If we look at studies of the “sitting” positions found in cultures throughout the world, the healthiest is one where the “load” (weight of the body) is spread across the entire pelvic floor and not toward the tailbone. It requires a slight anterior pelvic tilt - where the natural curve of the lower back remains visible (and possibly even more arched for some of us), and a supportive base is maintained between the pubic bone and ischial tuberosity (sitz bones). This little “triangular platform” seems to distribute the weight optimally and relieves pressure on the lower back. It seems the spine doesn’t like to be in the shape of the letter “C” all the time. A healthy spine wants to be more like an “S” - as in “S is for Spine!"
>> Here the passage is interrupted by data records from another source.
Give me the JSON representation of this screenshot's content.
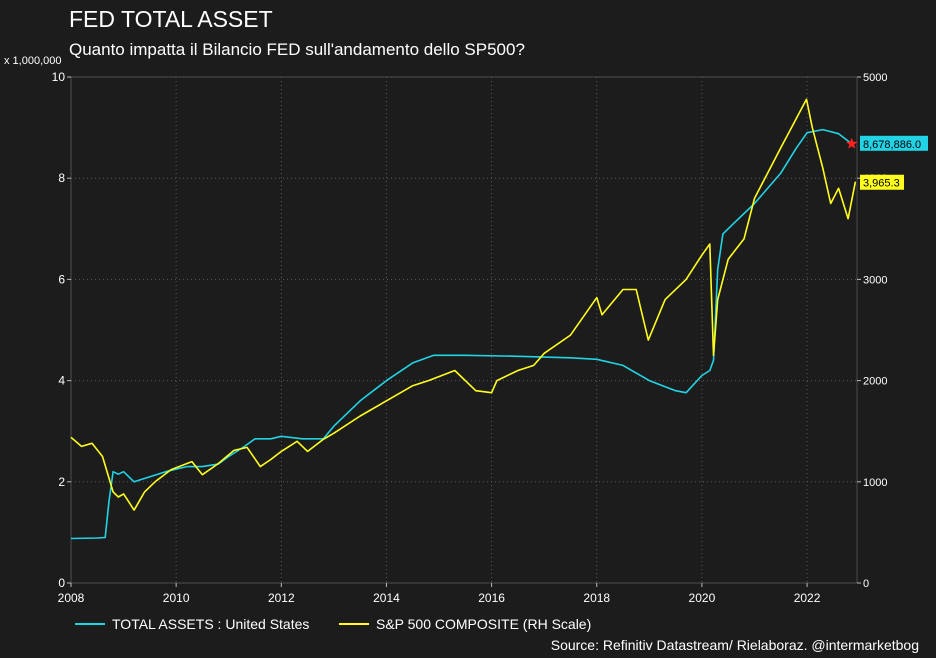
{
  "chart_data": {
    "type": "line",
    "title": "FED TOTAL ASSET",
    "subtitle": "Quanto impatta il Bilancio FED sull'andamento dello SP500?",
    "left_axis_multiplier": "x 1,000,000",
    "source": "Source: Refinitiv Datastream/ Rielaboraz. @intermarketbog",
    "x_axis": {
      "ticks": [
        "2008",
        "2010",
        "2012",
        "2014",
        "2016",
        "2018",
        "2020",
        "2022"
      ],
      "range": [
        2008.0,
        2022.95
      ]
    },
    "y_left": {
      "ticks": [
        "0",
        "2",
        "4",
        "6",
        "8",
        "10"
      ],
      "range": [
        0,
        10
      ]
    },
    "y_right": {
      "ticks": [
        "0",
        "1000",
        "2000",
        "3000",
        "4000",
        "5000"
      ],
      "range": [
        0,
        5000
      ]
    },
    "grid": true,
    "legend_position": "bottom",
    "series": [
      {
        "name": "TOTAL ASSETS : United States",
        "axis": "left",
        "color": "#22d3e6",
        "end_label": "8,678,886.0",
        "x": [
          2008.0,
          2008.5,
          2008.65,
          2008.72,
          2008.8,
          2008.9,
          2009.0,
          2009.2,
          2009.5,
          2009.8,
          2010.2,
          2010.5,
          2010.8,
          2011.0,
          2011.3,
          2011.5,
          2011.8,
          2012.0,
          2012.4,
          2012.8,
          2013.0,
          2013.5,
          2014.0,
          2014.5,
          2014.9,
          2015.5,
          2016.5,
          2017.5,
          2018.0,
          2018.5,
          2019.0,
          2019.5,
          2019.7,
          2020.0,
          2020.15,
          2020.22,
          2020.3,
          2020.4,
          2020.6,
          2021.0,
          2021.5,
          2021.8,
          2022.0,
          2022.3,
          2022.6,
          2022.85
        ],
        "values": [
          0.88,
          0.89,
          0.9,
          1.6,
          2.2,
          2.15,
          2.2,
          2.0,
          2.1,
          2.2,
          2.3,
          2.3,
          2.35,
          2.5,
          2.7,
          2.85,
          2.85,
          2.9,
          2.85,
          2.85,
          3.1,
          3.6,
          4.0,
          4.35,
          4.5,
          4.5,
          4.48,
          4.45,
          4.42,
          4.3,
          4.0,
          3.8,
          3.76,
          4.1,
          4.2,
          4.4,
          6.2,
          6.9,
          7.1,
          7.5,
          8.1,
          8.6,
          8.9,
          8.96,
          8.88,
          8.68
        ]
      },
      {
        "name": "S&P 500 COMPOSITE (RH Scale)",
        "axis": "right",
        "color": "#ffff1e",
        "end_label": "3,965.3",
        "x": [
          2008.0,
          2008.2,
          2008.4,
          2008.6,
          2008.8,
          2008.9,
          2009.0,
          2009.2,
          2009.4,
          2009.6,
          2009.9,
          2010.3,
          2010.5,
          2010.8,
          2011.1,
          2011.35,
          2011.6,
          2011.8,
          2012.0,
          2012.3,
          2012.5,
          2012.8,
          2013.0,
          2013.5,
          2014.0,
          2014.5,
          2014.8,
          2015.3,
          2015.7,
          2016.0,
          2016.1,
          2016.5,
          2016.8,
          2017.0,
          2017.5,
          2018.0,
          2018.1,
          2018.5,
          2018.75,
          2018.98,
          2019.3,
          2019.7,
          2020.0,
          2020.15,
          2020.22,
          2020.3,
          2020.5,
          2020.8,
          2021.0,
          2021.5,
          2021.99,
          2022.1,
          2022.3,
          2022.45,
          2022.6,
          2022.78,
          2022.92
        ],
        "values": [
          1440,
          1350,
          1380,
          1250,
          900,
          850,
          880,
          720,
          900,
          1000,
          1120,
          1200,
          1070,
          1180,
          1310,
          1340,
          1150,
          1220,
          1300,
          1400,
          1300,
          1420,
          1480,
          1650,
          1800,
          1950,
          2000,
          2100,
          1900,
          1880,
          2000,
          2100,
          2150,
          2270,
          2450,
          2820,
          2650,
          2900,
          2900,
          2400,
          2800,
          3000,
          3240,
          3350,
          2250,
          2800,
          3200,
          3400,
          3800,
          4300,
          4780,
          4500,
          4100,
          3750,
          3900,
          3600,
          3965
        ]
      }
    ]
  }
}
So why do some exercise fads like “barre work” encourage participants to hold a prolonged seated or standing pelvic tuck? Mistakenly, many people believe a deep posterior pelvic tilt (“the tuck”) helps to engage the large, but sometimes underused glute muscles for a tighter bum. But the experts say the ability to maintain a balanced, neutral pelvis is key to putting your glutes at a better leverage advantage. And more than likely, a posterior tilt in the pelvis will result in the firing of the quadriceps before actually engaging the glutes. Over time, this tucked position can exacerbate weak hip flexors and further flatten the spine, adding even more compression to an already stressed out lower back. Ouch! It’s a recipe for “Disc-aster!”
The key is to have strong abdominal muscles to stabilize the spine and maintain optimal position of the hips and pelvis while the glutes (and hip flexors) work. Pilates, a functional exercise method that’s been around for nearly 100 years, helps with this by focusing on the deep stabilizing muscles of the “core.” When performed correctly, the body is retrained to utilize muscles in a more balanced and productive fashion, and most importantly, to maintain the natural “S” shape of the spine. By targeting those stabilizing muscles, Pilates can be an effective exercise option for those struggling with spinal alignment issues, and also an integral part of a rehabilitation program for some chronic back conditions. These carefully performed exercises are designed to restore balance within the overall “biomechanics” of healthy movement. In other words, when one muscle (or set of muscles) is working, what others must be engaged or released in order to create stability and more authentic movement? Could it be that certain strong, tight muscles (which are often prone to injury from overuse, like the workhorse hamstrings) need to take a back seat? What other muscles could be isolated and better utilized to keep us “standing tall?” These are just a few of the many issues addressed within the Pilates Method.
So before you sit down at your computer or are encouraged to hold a deep pelvic tuck in your next exercise class, think again about the natural alignment of the spine. Remember, “S is for Spine!”